Now, this is, in a nutshell, exactly my issues with the federal court system. This country, alone, first, and (as far as I know) unique in the world, operates on the principal that the federal government is not all powerful, and cannot do whatever it wants. The 10th amendment makes it abundantly clear that the federal government is restricted. The 9th makes it clear that we start with the assumption of rights of people (and states). The preamble makes it clear that justice, rather than arbitrarily rulings, is the key. We've got the right of a jury trial stated multiple times.

Yet, rather than letting a jury hear this case, a judge said that, even though the judge did not like what was done, the people accused of a crime, and potentially convicted in error, could not prove that they were not given a fair trial. Not: The government must prove that they followed the rules. The accused, innocent until proven guilty, now have the additional burden of proving that the government failed to follow the rules. Not to a level of proof acceptable to a jury, but to a level that is more than required to convince a judge that something is wrong.

So what is the issue here? Get this. Sit down. Normally I cut these in my RSS feed; this time I'm not cutting this.

The DEA agent who provided testimony against them was on trial for putting false information in his reports.
He was aquitted.
The federal government withheld information/evidence that could have been used against this DEA agent.
The indication is fairly strong that had this evidence been presented, then either (A) the agent would have been found guilty, or (B) the evidence would have been considered tainted, and not permitted in this court case that found these three people guilty.
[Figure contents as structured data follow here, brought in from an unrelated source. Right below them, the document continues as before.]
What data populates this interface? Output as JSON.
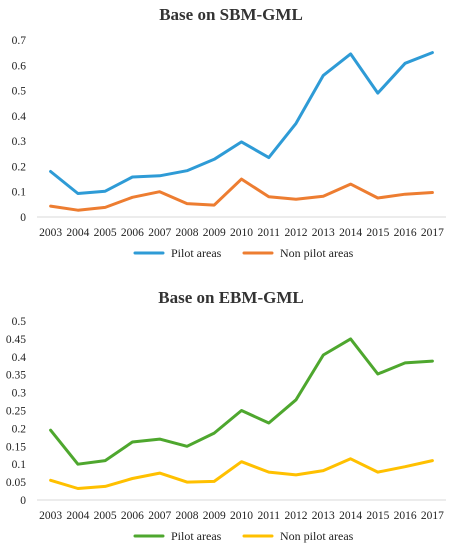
{
  "chart_data": [
    {
      "type": "line",
      "title": "Base on SBM-GML",
      "xlabel": "",
      "ylabel": "",
      "categories": [
        "2003",
        "2004",
        "2005",
        "2006",
        "2007",
        "2008",
        "2009",
        "2010",
        "2011",
        "2012",
        "2013",
        "2014",
        "2015",
        "2016",
        "2017"
      ],
      "ylim": [
        0,
        0.7
      ],
      "yticks": [
        "0",
        "0.1",
        "0.2",
        "0.3",
        "0.4",
        "0.5",
        "0.6",
        "0.7"
      ],
      "yticks_values": [
        0,
        0.1,
        0.2,
        0.3,
        0.4,
        0.5,
        0.6,
        0.7
      ],
      "grid": false,
      "legend_position": "bottom",
      "series": [
        {
          "name": "Pilot areas",
          "color": "#2E9BD6",
          "values": [
            0.18,
            0.093,
            0.102,
            0.158,
            0.163,
            0.183,
            0.228,
            0.297,
            0.235,
            0.37,
            0.56,
            0.645,
            0.49,
            0.608,
            0.65
          ]
        },
        {
          "name": "Non pilot areas",
          "color": "#ED7D31",
          "values": [
            0.043,
            0.027,
            0.038,
            0.078,
            0.1,
            0.053,
            0.047,
            0.15,
            0.08,
            0.07,
            0.082,
            0.13,
            0.075,
            0.09,
            0.097
          ]
        }
      ]
    },
    {
      "type": "line",
      "title": "Base on EBM-GML",
      "xlabel": "",
      "ylabel": "",
      "categories": [
        "2003",
        "2004",
        "2005",
        "2006",
        "2007",
        "2008",
        "2009",
        "2010",
        "2011",
        "2012",
        "2013",
        "2014",
        "2015",
        "2016",
        "2017"
      ],
      "ylim": [
        0,
        0.5
      ],
      "yticks": [
        "0",
        "0.05",
        "0.1",
        "0.15",
        "0.2",
        "0.25",
        "0.3",
        "0.35",
        "0.4",
        "0.45",
        "0.5"
      ],
      "yticks_values": [
        0,
        0.05,
        0.1,
        0.15,
        0.2,
        0.25,
        0.3,
        0.35,
        0.4,
        0.45,
        0.5
      ],
      "grid": false,
      "legend_position": "bottom",
      "series": [
        {
          "name": "Pilot areas",
          "color": "#4EA72E",
          "values": [
            0.195,
            0.1,
            0.11,
            0.162,
            0.17,
            0.15,
            0.187,
            0.25,
            0.215,
            0.28,
            0.405,
            0.45,
            0.352,
            0.383,
            0.388
          ]
        },
        {
          "name": "Non pilot areas",
          "color": "#FFC000",
          "values": [
            0.055,
            0.032,
            0.038,
            0.06,
            0.075,
            0.05,
            0.052,
            0.107,
            0.078,
            0.07,
            0.082,
            0.115,
            0.078,
            0.093,
            0.11
          ]
        }
      ]
    }
  ]
}
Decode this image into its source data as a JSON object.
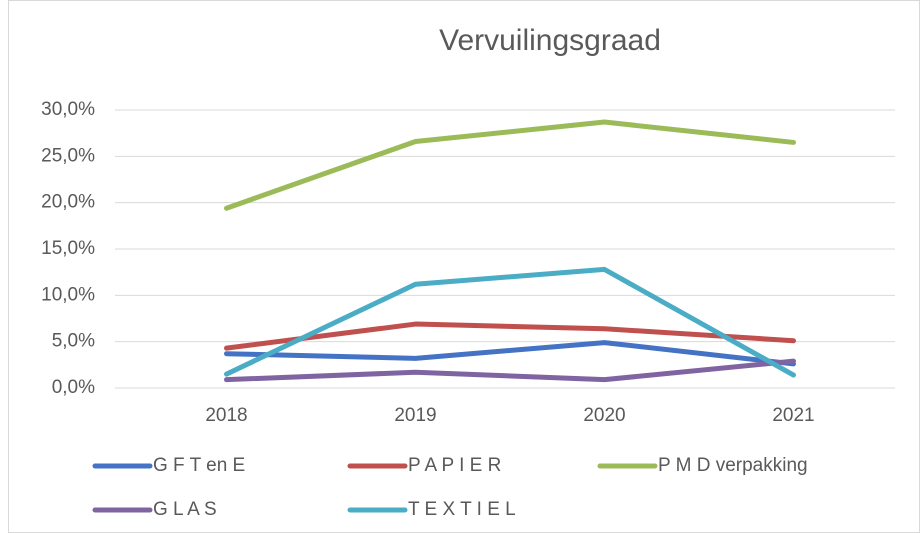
{
  "chart_data": {
    "type": "line",
    "title": "Vervuilingsgraad",
    "categories": [
      "2018",
      "2019",
      "2020",
      "2021"
    ],
    "series": [
      {
        "name": "G F T en E",
        "color": "#4472c4",
        "values": [
          3.7,
          3.2,
          4.9,
          2.6
        ]
      },
      {
        "name": "P A P I E R",
        "color": "#c0504d",
        "values": [
          4.3,
          6.9,
          6.4,
          5.1
        ]
      },
      {
        "name": "P M D verpakking",
        "color": "#9bbb59",
        "values": [
          19.4,
          26.6,
          28.7,
          26.5
        ]
      },
      {
        "name": "G L A S",
        "color": "#8064a2",
        "values": [
          0.9,
          1.7,
          0.9,
          2.9
        ]
      },
      {
        "name": "T E X T I E L",
        "color": "#4bacc6",
        "values": [
          1.5,
          11.2,
          12.8,
          1.4
        ]
      }
    ],
    "ylim": [
      0,
      30
    ],
    "yticks": [
      {
        "value": 0,
        "label": "0,0%"
      },
      {
        "value": 5,
        "label": "5,0%"
      },
      {
        "value": 10,
        "label": "10,0%"
      },
      {
        "value": 15,
        "label": "15,0%"
      },
      {
        "value": 20,
        "label": "20,0%"
      },
      {
        "value": 25,
        "label": "25,0%"
      },
      {
        "value": 30,
        "label": "30,0%"
      }
    ],
    "grid": true
  }
}
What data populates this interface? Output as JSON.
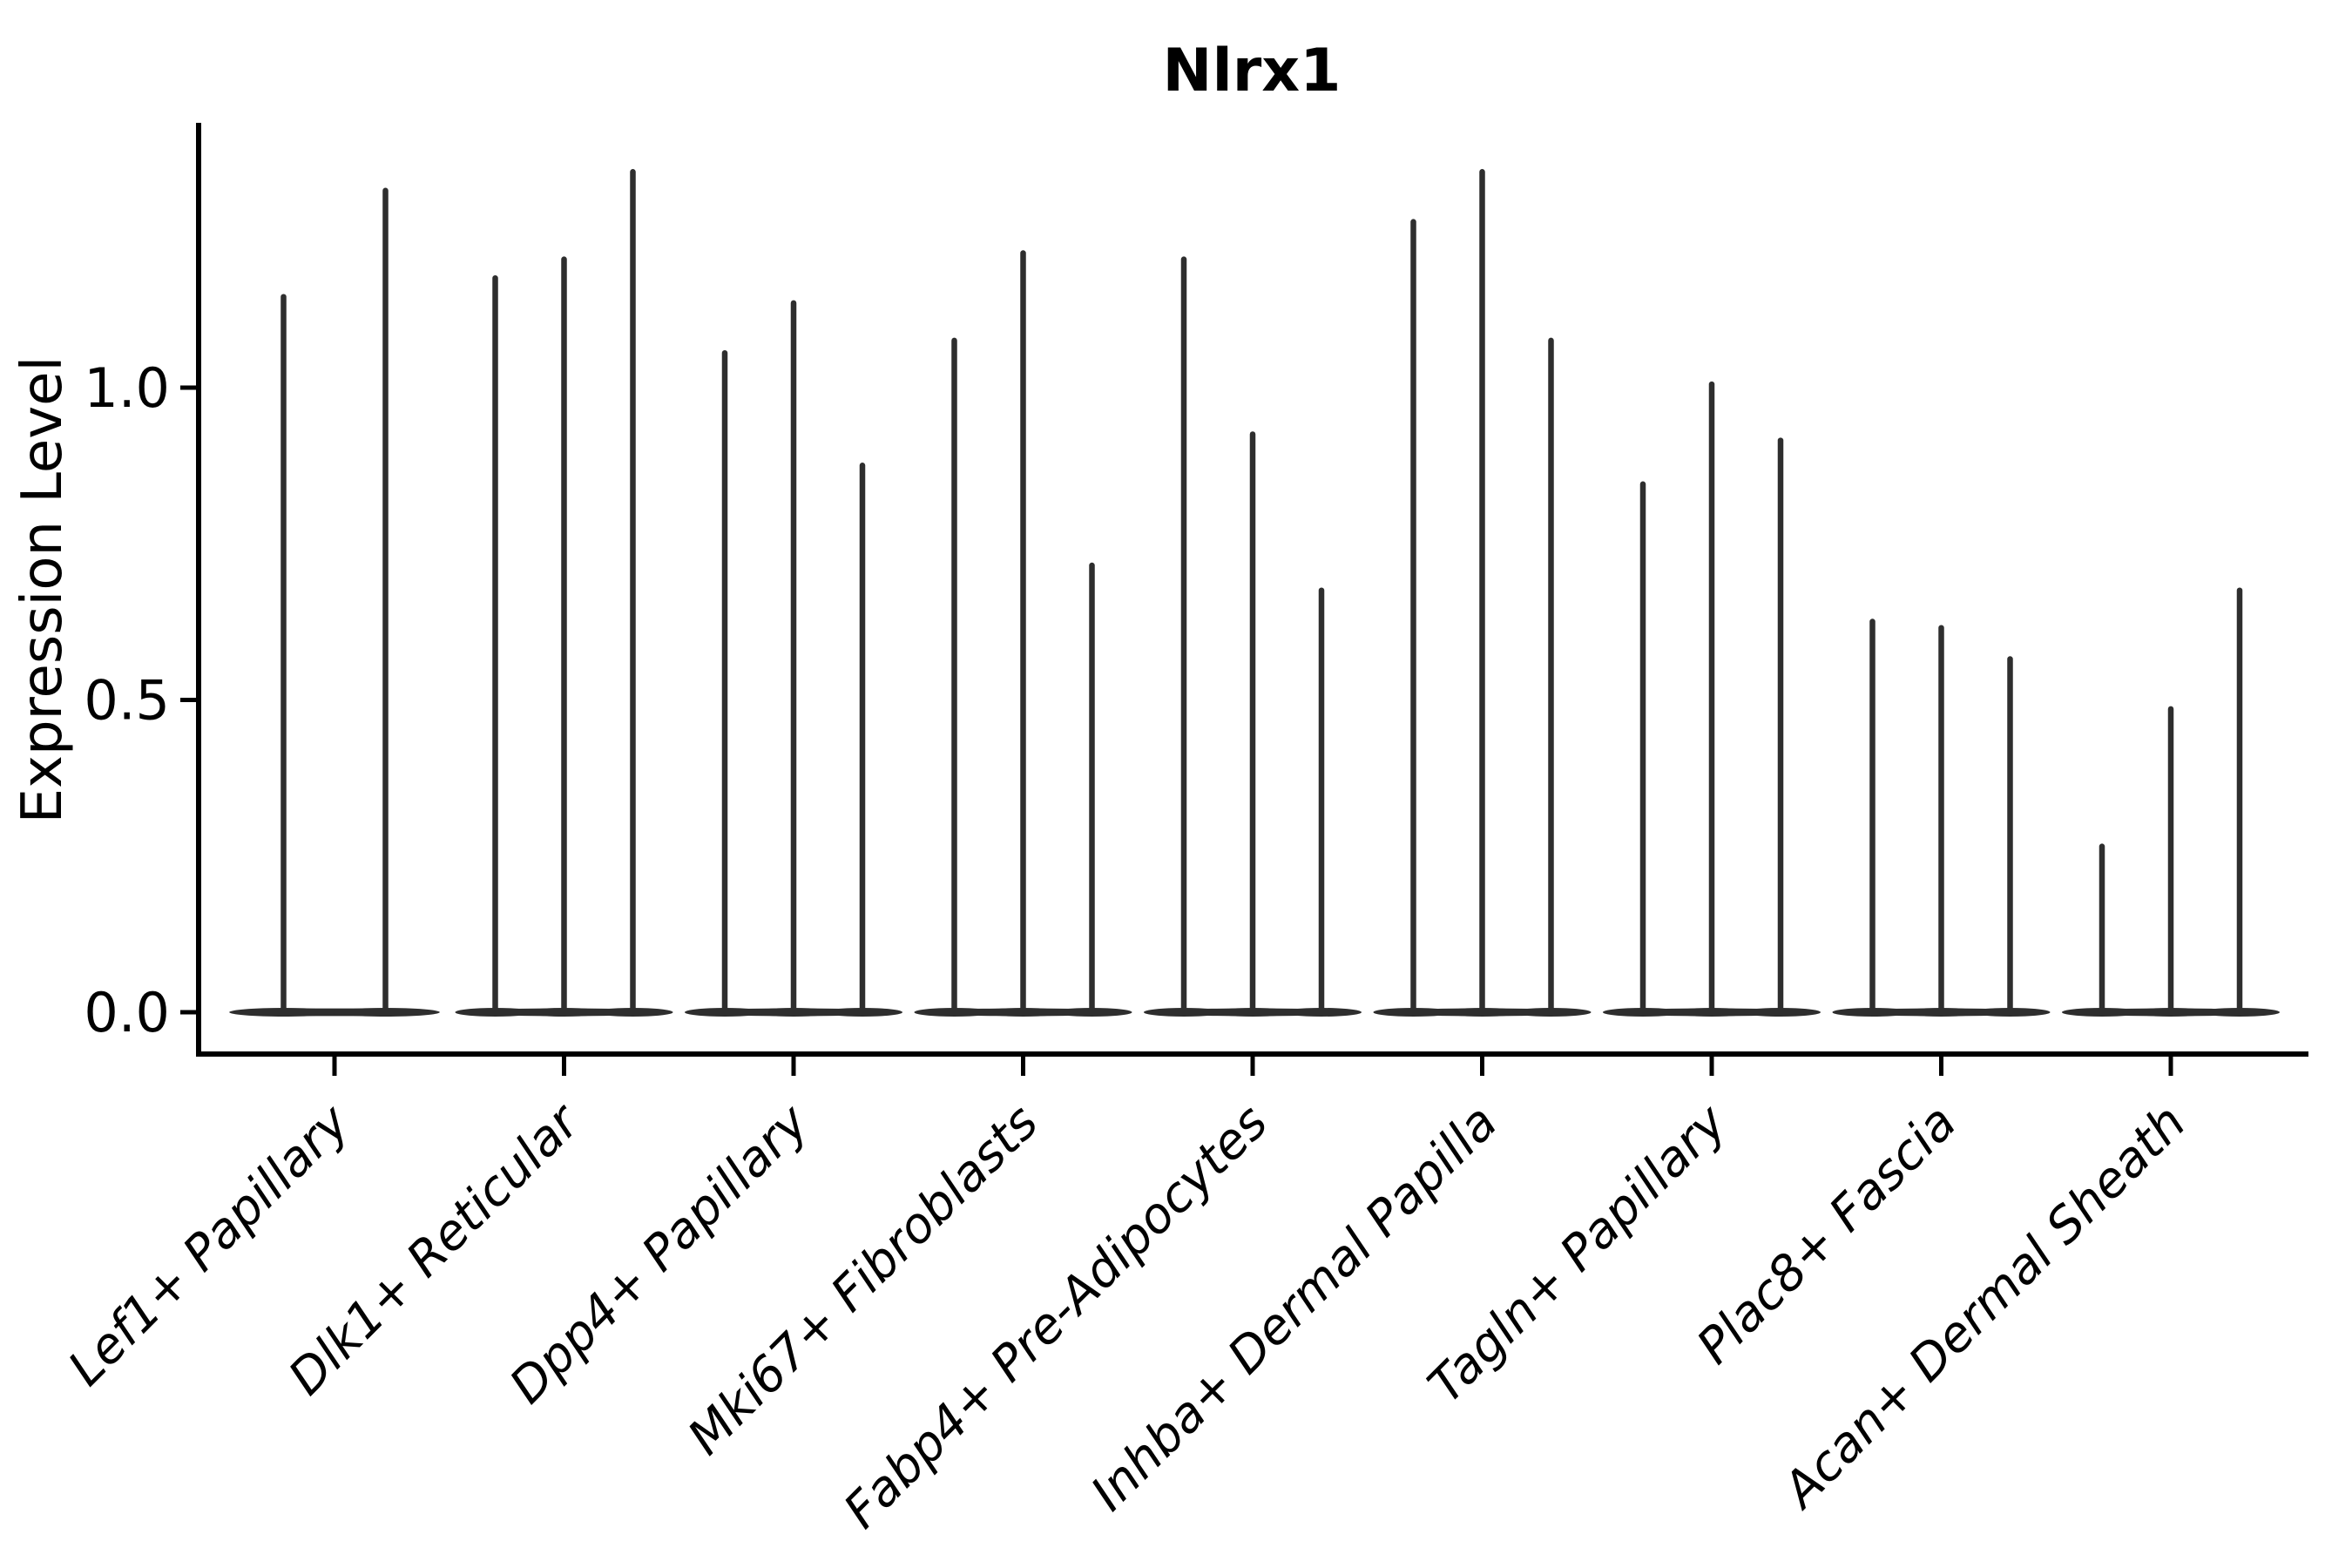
{
  "chart_data": {
    "type": "violin",
    "title": "Nlrx1",
    "ylabel": "Expression Level",
    "xlabel": "",
    "ytick_labels": [
      "0.0",
      "0.5",
      "1.0"
    ],
    "ytick_values": [
      0.0,
      0.5,
      1.0
    ],
    "ylim": [
      -0.07,
      1.42
    ],
    "grid": false,
    "legend": null,
    "violin_color": "#2e2e2e",
    "axis_color": "#000000",
    "background_color": "#ffffff",
    "categories": [
      "Lef1+ Papillary",
      "Dlk1+ Reticular",
      "Dpp4+ Papillary",
      "Mki67+ Fibroblasts",
      "Fabp4+ Pre-Adipocytes",
      "Inhba+ Dermal Papilla",
      "Tagln+ Papillary",
      "Plac8+ Fascia",
      "Acan+ Dermal Sheath"
    ],
    "groups": [
      {
        "category": "Lef1+ Papillary",
        "max_expression": [
          1.15,
          1.32
        ]
      },
      {
        "category": "Dlk1+ Reticular",
        "max_expression": [
          1.18,
          1.21,
          1.35
        ]
      },
      {
        "category": "Dpp4+ Papillary",
        "max_expression": [
          1.06,
          1.14,
          0.88
        ]
      },
      {
        "category": "Mki67+ Fibroblasts",
        "max_expression": [
          1.08,
          1.22,
          0.72
        ]
      },
      {
        "category": "Fabp4+ Pre-Adipocytes",
        "max_expression": [
          1.21,
          0.93,
          0.68
        ]
      },
      {
        "category": "Inhba+ Dermal Papilla",
        "max_expression": [
          1.27,
          1.35,
          1.08
        ]
      },
      {
        "category": "Tagln+ Papillary",
        "max_expression": [
          0.85,
          1.01,
          0.92
        ]
      },
      {
        "category": "Plac8+ Fascia",
        "max_expression": [
          0.63,
          0.62,
          0.57
        ]
      },
      {
        "category": "Acan+ Dermal Sheath",
        "max_expression": [
          0.27,
          0.49,
          0.68
        ]
      }
    ],
    "notes": "Violin plot; each cell-type group contains thin violins (mostly-zero expression with long thin tails); flat bulge of density at y=0 spanning each group."
  }
}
So, lets see if I understand this correctly:
1. DEA agent falsifies testamony. (a violation.)
2. Government has evidence that it refuses to turn over to the other side in a trial (a violation).
3. Government deliberately misrepresents the agent's work (a violation)
4. The judge agrees that the government did not act properly
5. The judge ruled that, because the prior trial was not proven to be in error, must be held acceptable.

So what possible standard of improper trial can possibly be held here?

Again: No jury was allowed to examine the question of "was this trial fair". The judge did not approve of the government's action. The government failed to provide a fair and unbiased trial. The government withheld evidence that would have harmed its case.

And the convictions were upheld.

Tuesday, August 3, 2010

A quick and dirty diary


So where are my recent postings?

I just finished and submitted my EEO (equal employment) formal dispute against the commerce department. No action came from the first (informal) dispute. (If you're curious, I was training for the second stage of census work -- non-respondent follow up -- and was not hired despite a perfect score on the written test.)

I have to deal with Capital One (does anyone know how to sue a credit card company? I don't know the first step, and cannot afford any lawyer fees), the IRS, the FTB, etc.

Joy is "We are right, unless you first prove us wrong" that these all use.